Find duplicate Records:
Suppose we have table : Student
student_id int
student_name varchar
Records:
+------------+---------------------+
| student_id | student_name |
+------------+---------------------+
| 101 | usman |
| 101 | usman |
| 101 | usman |
| 102 | usmanyaqoob |
| 103 | muhammadusmanyaqoob |
| 103 | muhammadusmanyaqoob |
+------------+---------------------+
Now we want to see duplicate records
Use this query:
select student_name,student_id ,count(*) c from student group by student_id,student_name having c>1;
+--------------------+------------+---+
| student_name | student_id | c |
+---------------------+------------+---+
| usman | 101 | 3 |
| muhammadusmanyaqoob | 103 | 2 |
+---------------------+------------+---+

To quickly see the duplicate rows you can run a single simple query
Here I am querying the table and listing all duplicate rows with same user_id, market_place and sku:
select user_id, market_place,sku, count(id)as totals from sku_analytics group by user_id, market_place,sku having count(id)>1;
To delete the duplicate row you have to decide which row you want to delete. Eg the one with lower id (usually older) or maybe some other date information. In my case I just want to delete the lower id since the newer id is latest information.
First double check if the right records will be deleted.
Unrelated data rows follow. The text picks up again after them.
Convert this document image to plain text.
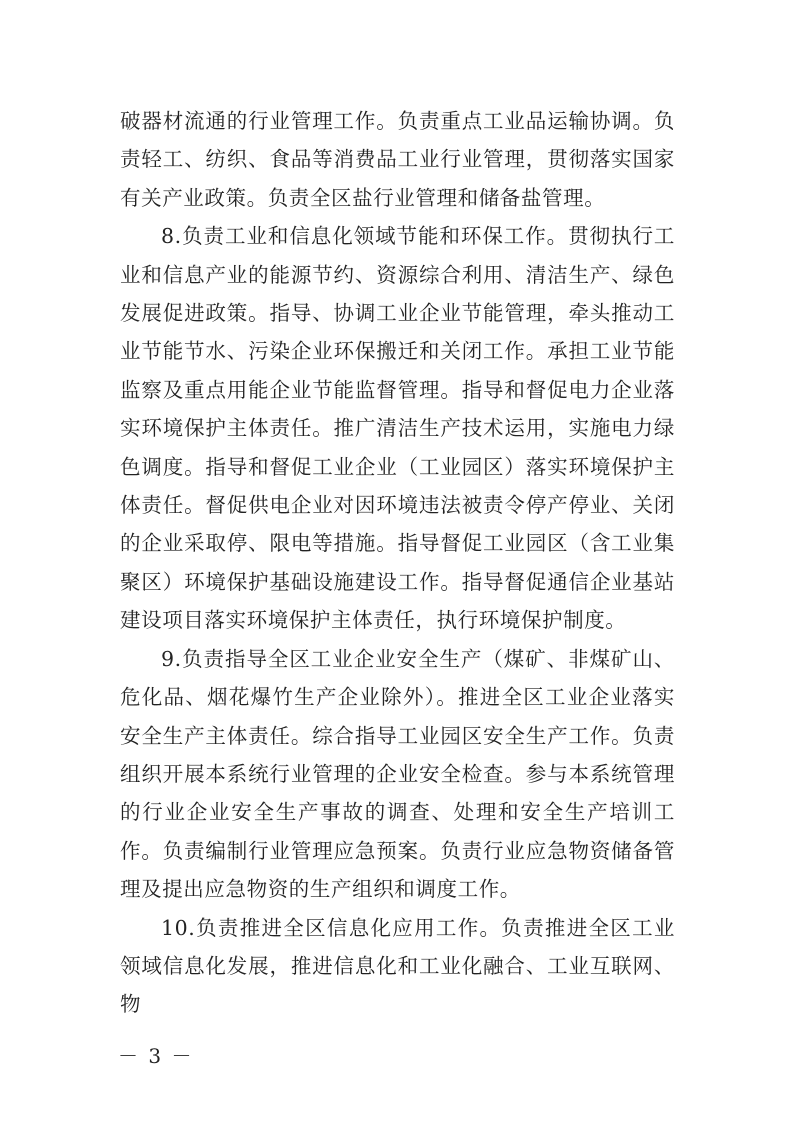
破器材流通的行业管理工作。负责重点工业品运输协调。负责轻工、纺织、食品等消费品工业行业管理，贯彻落实国家有关产业政策。负责全区盐行业管理和储备盐管理。

8.负责工业和信息化领域节能和环保工作。贯彻执行工业和信息产业的能源节约、资源综合利用、清洁生产、绿色发展促进政策。指导、协调工业企业节能管理，牵头推动工业节能节水、污染企业环保搬迁和关闭工作。承担工业节能监察及重点用能企业节能监督管理。指导和督促电力企业落实环境保护主体责任。推广清洁生产技术运用，实施电力绿色调度。指导和督促工业企业（工业园区）落实环境保护主体责任。督促供电企业对因环境违法被责令停产停业、关闭的企业采取停、限电等措施。指导督促工业园区（含工业集聚区）环境保护基础设施建设工作。指导督促通信企业基站建设项目落实环境保护主体责任，执行环境保护制度。

9.负责指导全区工业企业安全生产（煤矿、非煤矿山、危化品、烟花爆竹生产企业除外）。推进全区工业企业落实安全生产主体责任。综合指导工业园区安全生产工作。负责组织开展本系统行业管理的企业安全检查。参与本系统管理的行业企业安全生产事故的调查、处理和安全生产培训工作。负责编制行业管理应急预案。负责行业应急物资储备管理及提出应急物资的生产组织和调度工作。

10.负责推进全区信息化应用工作。负责推进全区工业领域信息化发展，推进信息化和工业化融合、工业互联网、物

－ 3 －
Here I am selecting the record among duplicates which will be deleted (by unique id).
select a.user_id, a.market_place,a.sku from sku_analytics a inner join sku_analytics b where a.id< b.id and a.user_id= b.user_id and a.market_place= b.market_place and a.sku = b.sku;
Then I run the delete query to delete the dupes:
delete a from sku_analytics a inner join sku_analytics b where a.id< b.id and a.user_id= b.user_id and a.market_place= b.market_place and a.sku = b.sku;
Backup, Double check, verify, verify backup then execute.

SELECT * FROM bookings
WHERE DATE(created_at) = '2022-01-11'
AND code IN (
SELECT code FROM bookings
GROUP BY code
HAVING COUNT(code) > 1
) ORDER BY id DESC

Would go with something like this:
SELECT t1.firstname t1.lastname t1.address FROM list t1
INNER JOIN list t2
WHERE
t1.id < t2.id AND
t1.address = t2.address;

select address from list where address = any (select address from (select address, count(id) cnt from list group by address having cnt > 1 ) as t1) order by address
the inner sub-query returns rows with duplicate address then
the outer sub-query returns the address column for address with duplicates.
the outer sub-query must return only one column because it used as operand for the operator '= any'

Powerlord answer is indeed the best and I would recommend one more change: use LIMIT to make sure db would not get overloaded:
SELECT firstname, lastname, list.address FROM list
INNER JOIN (SELECT address FROM list
GROUP BY address HAVING count(id) > 1) dup ON list.address = dup.address
LIMIT 10
It is a good habit to use LIMIT if there is no WHERE and when making joins. Start with small value, check how heavy the query is and then increase the limit.